I libri scritti negli ultimi cinquanta anni conterrebbero meno parole connesse alle emozioni in generale ma, più in particolare, termini che esprimono paura. Soprattutto se i libri in questione sono inglesi. E’ quanto afferma il team di ricercatori composto da Alberto Acerbi, Vasileios Lampos, Philip Garnett e R. Alexander Bentley, in uno studio pubblicato su Plos One. La ricerca, intitolata “The Expression of Emotions in 20th Century Books”  analizza l’utilizzo delle cosiddette mood words, le parole con un contenuto emotivo, nella letteratura in lingua inglese (britannica e americana) del ventesimo secolo.

Lo strumento usato per la ricerca è stato il database Ngram di Google che, contenendo copie scansionate di più di 5 milioni di volumi, rappresenta un campione del 4% dei libri pubblicati da alcuni secoli a questa parte. Oltre al database, gli autori hanno utilizzato alcune liste di termini per individuare diverse categorie d’umore e tracciare il loro utilizzo nel tempo. Le emozioni prese in considerazione sono state sei: rabbia, disgusto, paura, gioia, tristezza e sorpresa.  

I risultati hanno mostrato una chiara diminuzione nell’utilizzo delle mood words attraverso gli anni, con l’unica eccezione, dal 1970 ad oggi, di quelle connesse alla paura. Non solo.
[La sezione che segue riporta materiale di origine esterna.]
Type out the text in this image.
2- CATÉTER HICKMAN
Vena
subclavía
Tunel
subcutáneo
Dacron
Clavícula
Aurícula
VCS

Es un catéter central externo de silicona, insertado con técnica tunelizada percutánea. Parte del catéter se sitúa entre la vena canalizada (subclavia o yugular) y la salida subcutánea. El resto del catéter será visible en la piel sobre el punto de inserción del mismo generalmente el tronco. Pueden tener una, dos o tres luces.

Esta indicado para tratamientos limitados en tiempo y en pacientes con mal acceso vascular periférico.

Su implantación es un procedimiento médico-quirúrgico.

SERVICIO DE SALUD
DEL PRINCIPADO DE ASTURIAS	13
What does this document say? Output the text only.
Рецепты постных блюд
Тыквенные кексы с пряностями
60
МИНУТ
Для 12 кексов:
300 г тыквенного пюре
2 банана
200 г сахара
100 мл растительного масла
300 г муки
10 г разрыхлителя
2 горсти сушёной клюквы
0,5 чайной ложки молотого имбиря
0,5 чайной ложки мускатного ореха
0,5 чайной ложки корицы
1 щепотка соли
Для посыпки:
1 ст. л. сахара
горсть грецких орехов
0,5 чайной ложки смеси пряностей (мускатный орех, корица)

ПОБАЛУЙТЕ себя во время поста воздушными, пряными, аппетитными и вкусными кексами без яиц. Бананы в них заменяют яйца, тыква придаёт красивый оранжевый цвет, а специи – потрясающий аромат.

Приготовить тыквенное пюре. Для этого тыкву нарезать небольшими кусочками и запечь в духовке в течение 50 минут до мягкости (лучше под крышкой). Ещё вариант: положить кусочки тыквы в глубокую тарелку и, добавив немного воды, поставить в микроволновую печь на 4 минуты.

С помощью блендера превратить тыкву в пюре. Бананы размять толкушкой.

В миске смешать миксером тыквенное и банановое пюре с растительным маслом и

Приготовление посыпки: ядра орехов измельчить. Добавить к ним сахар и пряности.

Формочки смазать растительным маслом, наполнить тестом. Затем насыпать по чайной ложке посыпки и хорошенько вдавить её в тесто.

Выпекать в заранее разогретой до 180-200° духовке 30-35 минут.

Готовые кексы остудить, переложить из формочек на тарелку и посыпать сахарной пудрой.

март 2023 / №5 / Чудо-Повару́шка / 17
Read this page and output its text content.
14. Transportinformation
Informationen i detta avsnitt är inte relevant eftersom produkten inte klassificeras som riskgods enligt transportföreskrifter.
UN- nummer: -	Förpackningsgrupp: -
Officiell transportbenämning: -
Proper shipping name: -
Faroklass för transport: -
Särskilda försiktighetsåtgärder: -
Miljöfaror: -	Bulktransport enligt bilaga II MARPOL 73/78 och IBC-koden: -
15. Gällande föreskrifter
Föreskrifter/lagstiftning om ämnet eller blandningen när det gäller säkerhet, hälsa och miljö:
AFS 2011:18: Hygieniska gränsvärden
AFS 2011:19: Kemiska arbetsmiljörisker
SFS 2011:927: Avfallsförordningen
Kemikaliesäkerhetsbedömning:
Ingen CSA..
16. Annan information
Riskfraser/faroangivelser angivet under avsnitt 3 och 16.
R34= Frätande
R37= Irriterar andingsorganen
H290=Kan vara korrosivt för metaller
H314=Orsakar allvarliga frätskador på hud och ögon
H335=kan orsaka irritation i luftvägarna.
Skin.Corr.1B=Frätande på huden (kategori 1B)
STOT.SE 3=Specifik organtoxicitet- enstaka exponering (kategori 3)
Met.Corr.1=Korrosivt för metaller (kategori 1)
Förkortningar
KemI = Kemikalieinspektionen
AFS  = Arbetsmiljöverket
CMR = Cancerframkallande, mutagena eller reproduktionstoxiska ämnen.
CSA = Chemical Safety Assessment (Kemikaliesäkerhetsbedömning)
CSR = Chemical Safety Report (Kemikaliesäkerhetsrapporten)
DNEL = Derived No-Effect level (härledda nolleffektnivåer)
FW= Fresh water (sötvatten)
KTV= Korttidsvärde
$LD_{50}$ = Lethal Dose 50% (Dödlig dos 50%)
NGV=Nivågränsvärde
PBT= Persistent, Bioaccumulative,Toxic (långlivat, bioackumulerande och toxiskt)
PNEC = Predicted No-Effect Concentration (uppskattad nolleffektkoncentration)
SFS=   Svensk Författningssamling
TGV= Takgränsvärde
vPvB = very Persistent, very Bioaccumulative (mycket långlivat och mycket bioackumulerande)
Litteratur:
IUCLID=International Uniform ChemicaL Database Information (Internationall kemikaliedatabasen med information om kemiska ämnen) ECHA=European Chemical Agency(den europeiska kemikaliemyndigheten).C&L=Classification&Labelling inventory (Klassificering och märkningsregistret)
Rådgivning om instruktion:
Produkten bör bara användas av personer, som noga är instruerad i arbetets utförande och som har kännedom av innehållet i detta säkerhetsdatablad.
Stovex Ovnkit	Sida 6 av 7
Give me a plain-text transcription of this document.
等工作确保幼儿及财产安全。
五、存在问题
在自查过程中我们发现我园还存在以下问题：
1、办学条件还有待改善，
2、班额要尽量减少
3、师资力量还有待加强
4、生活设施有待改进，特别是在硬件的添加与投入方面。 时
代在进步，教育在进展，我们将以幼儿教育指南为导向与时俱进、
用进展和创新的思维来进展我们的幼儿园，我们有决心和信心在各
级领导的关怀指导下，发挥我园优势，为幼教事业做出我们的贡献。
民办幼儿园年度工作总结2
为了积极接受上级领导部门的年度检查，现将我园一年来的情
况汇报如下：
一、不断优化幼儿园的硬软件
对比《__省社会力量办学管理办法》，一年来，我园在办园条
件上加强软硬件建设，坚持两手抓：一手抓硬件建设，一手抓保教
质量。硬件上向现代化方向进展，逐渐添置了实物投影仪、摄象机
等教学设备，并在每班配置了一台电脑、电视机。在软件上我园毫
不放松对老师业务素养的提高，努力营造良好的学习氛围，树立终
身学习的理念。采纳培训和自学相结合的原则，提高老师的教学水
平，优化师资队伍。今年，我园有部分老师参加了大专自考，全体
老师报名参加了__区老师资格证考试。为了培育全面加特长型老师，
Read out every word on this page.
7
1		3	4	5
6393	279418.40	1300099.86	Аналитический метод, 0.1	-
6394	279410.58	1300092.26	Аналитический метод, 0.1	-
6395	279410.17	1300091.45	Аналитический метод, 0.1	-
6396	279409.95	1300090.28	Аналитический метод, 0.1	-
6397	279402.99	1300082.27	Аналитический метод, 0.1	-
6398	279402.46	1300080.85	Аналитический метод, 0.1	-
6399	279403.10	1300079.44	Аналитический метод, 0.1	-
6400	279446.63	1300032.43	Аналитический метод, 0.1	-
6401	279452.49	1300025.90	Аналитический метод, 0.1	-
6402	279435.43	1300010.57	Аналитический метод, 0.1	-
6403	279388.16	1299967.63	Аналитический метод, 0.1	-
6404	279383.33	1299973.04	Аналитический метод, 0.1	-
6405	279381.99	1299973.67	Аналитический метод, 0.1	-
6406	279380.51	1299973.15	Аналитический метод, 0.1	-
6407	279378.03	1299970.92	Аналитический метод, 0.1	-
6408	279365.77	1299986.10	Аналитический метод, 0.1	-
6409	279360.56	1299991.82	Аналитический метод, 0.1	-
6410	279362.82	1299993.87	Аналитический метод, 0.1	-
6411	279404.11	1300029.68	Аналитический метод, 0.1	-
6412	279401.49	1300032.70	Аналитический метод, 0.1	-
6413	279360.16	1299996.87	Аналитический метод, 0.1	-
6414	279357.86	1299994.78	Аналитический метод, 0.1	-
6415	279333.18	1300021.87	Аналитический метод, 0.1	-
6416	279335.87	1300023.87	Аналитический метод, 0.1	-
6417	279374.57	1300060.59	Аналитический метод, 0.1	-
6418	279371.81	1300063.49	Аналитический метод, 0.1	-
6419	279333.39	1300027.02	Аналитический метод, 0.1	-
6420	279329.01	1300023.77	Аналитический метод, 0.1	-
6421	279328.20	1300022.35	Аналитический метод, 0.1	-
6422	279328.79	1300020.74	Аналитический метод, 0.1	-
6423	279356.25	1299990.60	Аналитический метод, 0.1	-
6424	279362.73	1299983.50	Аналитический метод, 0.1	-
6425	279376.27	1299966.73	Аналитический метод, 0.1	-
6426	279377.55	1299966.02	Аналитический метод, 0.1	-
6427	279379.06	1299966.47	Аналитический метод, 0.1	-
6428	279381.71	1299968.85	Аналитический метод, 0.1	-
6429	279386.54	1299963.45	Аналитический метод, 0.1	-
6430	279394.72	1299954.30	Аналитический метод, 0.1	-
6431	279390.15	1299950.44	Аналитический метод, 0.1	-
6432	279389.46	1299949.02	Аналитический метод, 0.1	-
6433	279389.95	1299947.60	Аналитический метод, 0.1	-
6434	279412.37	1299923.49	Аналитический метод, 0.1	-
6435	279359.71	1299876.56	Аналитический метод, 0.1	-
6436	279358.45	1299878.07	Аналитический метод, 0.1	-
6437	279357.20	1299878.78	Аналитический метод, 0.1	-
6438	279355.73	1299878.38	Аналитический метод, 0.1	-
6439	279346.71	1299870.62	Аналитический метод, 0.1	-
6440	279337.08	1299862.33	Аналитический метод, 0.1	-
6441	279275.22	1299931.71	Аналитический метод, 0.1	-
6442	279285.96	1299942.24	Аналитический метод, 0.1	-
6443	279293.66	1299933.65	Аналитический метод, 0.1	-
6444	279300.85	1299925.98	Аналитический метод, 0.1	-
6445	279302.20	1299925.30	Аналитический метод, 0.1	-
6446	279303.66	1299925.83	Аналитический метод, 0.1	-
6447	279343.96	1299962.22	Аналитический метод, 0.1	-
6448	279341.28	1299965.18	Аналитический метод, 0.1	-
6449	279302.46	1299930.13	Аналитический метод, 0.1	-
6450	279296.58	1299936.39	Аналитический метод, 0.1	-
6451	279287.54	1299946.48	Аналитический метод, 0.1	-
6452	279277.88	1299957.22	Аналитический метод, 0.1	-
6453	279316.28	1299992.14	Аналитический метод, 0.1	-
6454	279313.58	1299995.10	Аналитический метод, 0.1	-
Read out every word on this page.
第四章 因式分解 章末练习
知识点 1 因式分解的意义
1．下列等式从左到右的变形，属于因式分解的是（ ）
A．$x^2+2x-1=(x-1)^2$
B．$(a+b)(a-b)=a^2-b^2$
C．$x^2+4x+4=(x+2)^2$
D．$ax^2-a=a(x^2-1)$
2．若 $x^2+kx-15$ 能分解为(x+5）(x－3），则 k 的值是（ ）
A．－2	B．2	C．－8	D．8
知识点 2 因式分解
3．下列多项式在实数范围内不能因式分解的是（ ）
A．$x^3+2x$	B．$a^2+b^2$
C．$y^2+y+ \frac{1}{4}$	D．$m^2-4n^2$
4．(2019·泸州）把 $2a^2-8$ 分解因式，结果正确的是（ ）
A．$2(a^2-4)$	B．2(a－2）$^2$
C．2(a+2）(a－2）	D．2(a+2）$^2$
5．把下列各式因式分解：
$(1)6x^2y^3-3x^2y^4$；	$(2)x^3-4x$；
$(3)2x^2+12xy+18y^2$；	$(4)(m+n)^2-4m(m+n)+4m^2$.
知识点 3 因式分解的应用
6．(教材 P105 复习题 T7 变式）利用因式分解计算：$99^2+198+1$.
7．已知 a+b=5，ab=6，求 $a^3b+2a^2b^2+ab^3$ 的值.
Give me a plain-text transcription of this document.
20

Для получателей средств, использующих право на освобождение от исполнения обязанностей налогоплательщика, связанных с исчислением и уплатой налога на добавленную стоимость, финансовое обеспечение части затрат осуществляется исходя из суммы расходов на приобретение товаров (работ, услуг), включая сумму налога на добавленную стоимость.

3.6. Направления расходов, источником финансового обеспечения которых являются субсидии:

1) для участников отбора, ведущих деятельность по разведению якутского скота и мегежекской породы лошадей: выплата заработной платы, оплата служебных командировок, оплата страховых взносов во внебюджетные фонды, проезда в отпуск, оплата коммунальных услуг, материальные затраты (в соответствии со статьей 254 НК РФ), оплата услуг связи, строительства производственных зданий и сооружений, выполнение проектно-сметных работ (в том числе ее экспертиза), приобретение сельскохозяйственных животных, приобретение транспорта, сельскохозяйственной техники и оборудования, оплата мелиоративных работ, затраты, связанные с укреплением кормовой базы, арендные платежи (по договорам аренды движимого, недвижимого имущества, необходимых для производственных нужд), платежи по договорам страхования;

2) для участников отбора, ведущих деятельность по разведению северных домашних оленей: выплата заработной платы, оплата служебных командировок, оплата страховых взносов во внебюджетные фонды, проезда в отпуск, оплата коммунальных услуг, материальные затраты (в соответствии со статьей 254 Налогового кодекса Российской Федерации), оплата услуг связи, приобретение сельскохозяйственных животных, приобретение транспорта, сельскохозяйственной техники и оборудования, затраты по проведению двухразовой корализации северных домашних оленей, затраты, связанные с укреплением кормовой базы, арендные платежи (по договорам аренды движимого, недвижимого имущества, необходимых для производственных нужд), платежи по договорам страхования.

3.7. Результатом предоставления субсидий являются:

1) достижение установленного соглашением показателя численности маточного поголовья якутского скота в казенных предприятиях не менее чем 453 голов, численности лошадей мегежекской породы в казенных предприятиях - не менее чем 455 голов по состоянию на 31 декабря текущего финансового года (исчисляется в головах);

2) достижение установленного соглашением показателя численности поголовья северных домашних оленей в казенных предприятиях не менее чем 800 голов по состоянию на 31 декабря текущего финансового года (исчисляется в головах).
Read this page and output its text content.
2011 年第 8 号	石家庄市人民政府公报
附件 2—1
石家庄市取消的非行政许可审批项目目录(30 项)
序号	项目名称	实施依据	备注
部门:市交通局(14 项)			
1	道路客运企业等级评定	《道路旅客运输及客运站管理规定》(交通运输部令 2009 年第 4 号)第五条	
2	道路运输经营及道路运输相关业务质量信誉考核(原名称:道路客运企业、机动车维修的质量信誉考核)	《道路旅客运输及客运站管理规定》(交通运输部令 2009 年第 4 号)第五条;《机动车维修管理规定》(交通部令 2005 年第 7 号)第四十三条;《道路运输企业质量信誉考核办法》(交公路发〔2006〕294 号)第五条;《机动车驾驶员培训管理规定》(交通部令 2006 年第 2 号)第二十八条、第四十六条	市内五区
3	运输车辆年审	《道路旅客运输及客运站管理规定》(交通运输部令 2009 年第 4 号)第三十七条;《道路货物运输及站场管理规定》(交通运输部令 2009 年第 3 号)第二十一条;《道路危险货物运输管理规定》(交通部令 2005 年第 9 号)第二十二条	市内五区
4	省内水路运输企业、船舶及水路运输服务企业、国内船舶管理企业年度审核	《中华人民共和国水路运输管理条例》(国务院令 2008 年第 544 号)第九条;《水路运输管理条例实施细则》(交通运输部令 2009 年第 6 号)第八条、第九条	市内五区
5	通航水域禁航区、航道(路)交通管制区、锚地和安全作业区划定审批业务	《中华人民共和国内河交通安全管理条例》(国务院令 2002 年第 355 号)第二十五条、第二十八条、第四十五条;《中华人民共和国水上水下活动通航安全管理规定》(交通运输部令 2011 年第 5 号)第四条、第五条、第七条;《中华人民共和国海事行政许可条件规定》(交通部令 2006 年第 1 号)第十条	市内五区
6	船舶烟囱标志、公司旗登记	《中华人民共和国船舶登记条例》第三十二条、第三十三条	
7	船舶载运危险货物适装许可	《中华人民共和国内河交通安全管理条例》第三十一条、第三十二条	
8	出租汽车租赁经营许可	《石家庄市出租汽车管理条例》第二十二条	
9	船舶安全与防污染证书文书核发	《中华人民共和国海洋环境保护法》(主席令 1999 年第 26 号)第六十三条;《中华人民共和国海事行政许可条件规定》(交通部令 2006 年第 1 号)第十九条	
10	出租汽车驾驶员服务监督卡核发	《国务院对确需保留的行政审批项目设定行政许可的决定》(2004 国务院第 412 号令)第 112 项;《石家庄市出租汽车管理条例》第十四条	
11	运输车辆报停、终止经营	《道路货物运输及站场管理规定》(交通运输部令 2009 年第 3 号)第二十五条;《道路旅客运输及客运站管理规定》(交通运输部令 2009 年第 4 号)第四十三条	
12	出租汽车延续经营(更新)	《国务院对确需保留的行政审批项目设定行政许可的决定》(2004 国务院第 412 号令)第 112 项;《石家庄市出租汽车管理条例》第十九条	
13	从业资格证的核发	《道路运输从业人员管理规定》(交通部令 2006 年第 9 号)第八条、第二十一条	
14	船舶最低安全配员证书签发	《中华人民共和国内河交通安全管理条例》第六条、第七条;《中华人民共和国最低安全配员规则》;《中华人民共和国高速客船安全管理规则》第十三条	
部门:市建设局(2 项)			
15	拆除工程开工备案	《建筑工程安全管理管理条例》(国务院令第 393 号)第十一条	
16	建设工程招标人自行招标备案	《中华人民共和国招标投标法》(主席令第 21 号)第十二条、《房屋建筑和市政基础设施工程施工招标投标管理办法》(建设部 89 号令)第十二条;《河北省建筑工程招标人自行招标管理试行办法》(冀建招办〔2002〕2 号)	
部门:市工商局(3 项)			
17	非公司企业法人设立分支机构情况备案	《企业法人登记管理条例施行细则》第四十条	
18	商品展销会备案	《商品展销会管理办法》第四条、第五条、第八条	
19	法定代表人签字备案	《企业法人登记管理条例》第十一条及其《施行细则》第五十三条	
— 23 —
Gli autori hanno infatti osservato che si riescono a distinguere periodi in cui hanno prevalenza emozioni positive, come gli anni ’20 e gli anni ’60, e periodi in cui invece prevalgono quelle negative, come la seconda guerra mondiale e gli anni ’70. Un’altra scoperta che emerge dallo studio è che, dal 1960, i libri scritti in inglese americano hanno incrementato il loro contenuto in mood words rispetto a quelli scritti in inglese britannico, risultando quindi più emotivi.

Mentre i recenti studi sui social network online hanno mostrato come l’utilizzo delle parole possa riflettere chiaramente gli eventi socio-politici a breve termine, sembrerebbe che lo studio delle mood word nei libri possa invece mostrare le conseguenze di eventi quali le guerre mondiali o il boom economico anche a lungo termine. Come a dire: ogni epoca si specchia nelle tecnologie che la caratterizzano, ora i social network, un tempo i libri.

Ma il dubbio rimane: l’utilizzo delle parole rappresenta davvero il comportamento e l’umore di una popolazione? La questione non è ancora chiara, ma di certo l’enorme abbondanza di dati adesso disponibili potrà aiutare gli studiosi a dare una risposta.